Samples can then be tweaked, if needed, before further testing. This process can involve — as it did for Otherland — taking a sniff in Firmenich’s fragrance booths, which simulate how a scent might come across while burning in a room (to cleanse the palate between formulas, Stone says the perfumers' advice is to stick your nose into your elbow and smell your own skin). The formulations then go through stability testing to see how the scent holds up over time, before finally being sent off to be turned into a candle, eau de parfum, or other scented product by another supplier. Stone says it now takes around two months to create Otherland’s collections.

Smelling an opportunity

Stone reckons Otherland is one of the first direct-to-consumer brands that Firmenich worked with — the brand launched in December 2017, one month after Glossier’s You hit the virtual shelves. Clearly, these experiences have convinced Firmenich that ecommerce brands are a great way to get its scents out into the world. In 2020, 33% of perfume sales were made online, compared to just 19% in 2019.

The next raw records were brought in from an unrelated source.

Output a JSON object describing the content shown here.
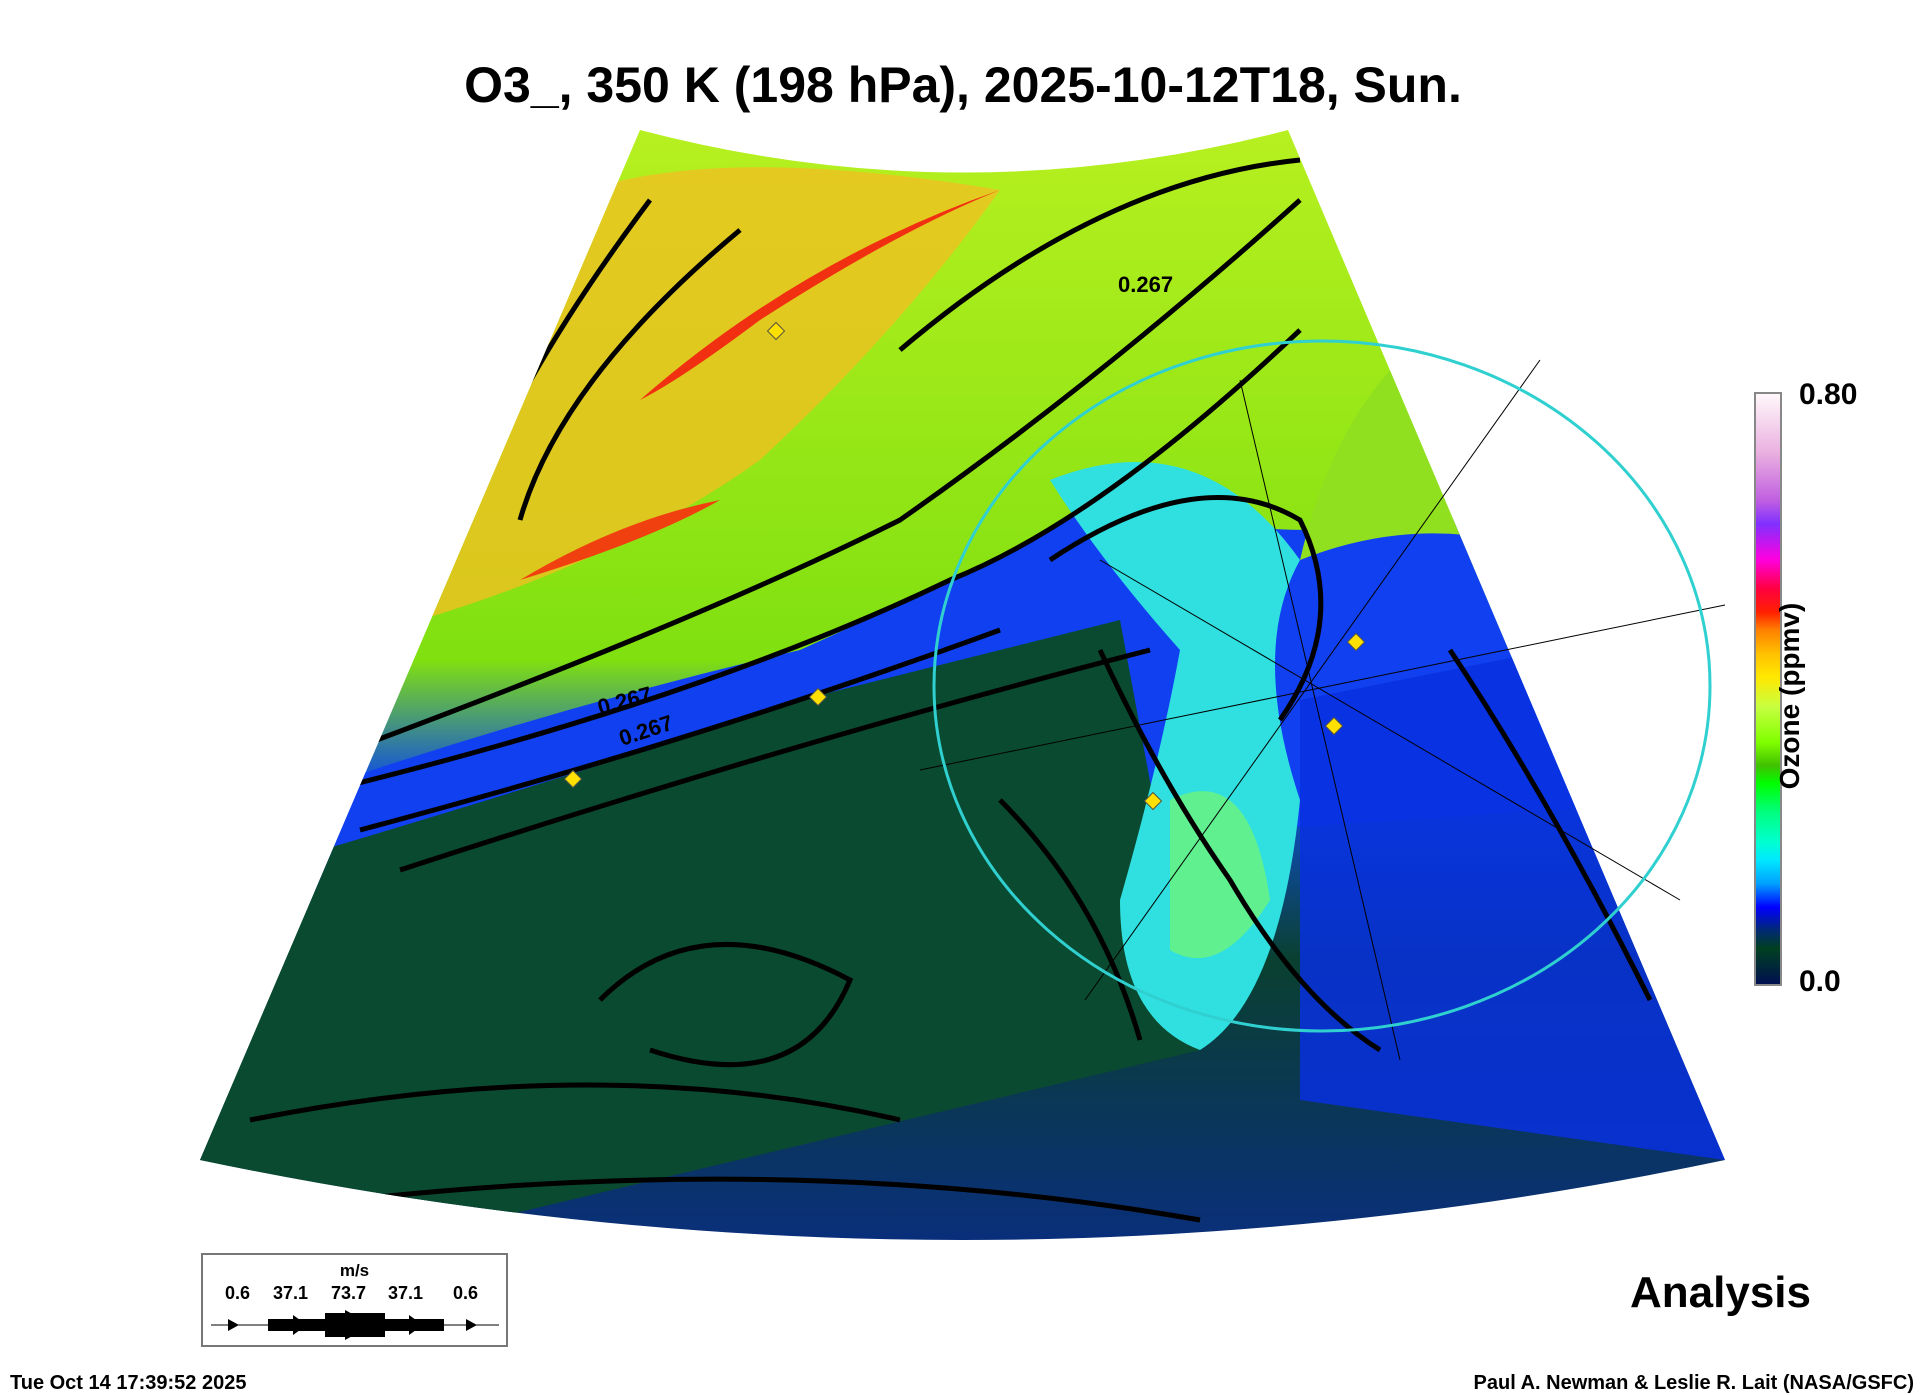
{
  "title": "O3_, 350 K (198 hPa), 2025-10-12T18, Sun.",
  "colorbar": {
    "label": "Ozone (ppmv)",
    "max": "0.80",
    "min": "0.0"
  },
  "contour_labels": [
    "0.267",
    "0.267",
    "0.267"
  ],
  "wind_legend": {
    "unit": "m/s",
    "values": [
      "0.6",
      "37.1",
      "73.7",
      "37.1",
      "0.6"
    ]
  },
  "analysis_label": "Analysis",
  "timestamp": "Tue Oct 14 17:39:52 2025",
  "credit": "Paul A. Newman & Leslie R. Lait (NASA/GSFC)",
  "chart_data": {
    "type": "heatmap",
    "title": "O3_, 350 K (198 hPa), 2025-10-12T18, Sun.",
    "variable": "Ozone (ppmv)",
    "range": [
      0.0,
      0.8
    ],
    "contour_level": 0.267,
    "wind_speed_scale_ms": [
      0.6,
      37.1,
      73.7,
      37.1,
      0.6
    ]
  }
}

The benefits are mutual, and being able to point to a connection with other iconic (and therefore more familiar) scents can be a key selling point for direct-to-consumer brands, who have to figure out how they’re going to describe a scent using just words and pictures.

According to Glossy, sales of Glossier's You have been growing in double-digit percentages “every year since launching in 2017” — making it one of the brand’s top-five selling products in revenue terms.

But perhaps a more compelling testament to the power of partnering with a perfume giant is that one in four Glossier You purchasers have never actually smelt the fragrance in real life before.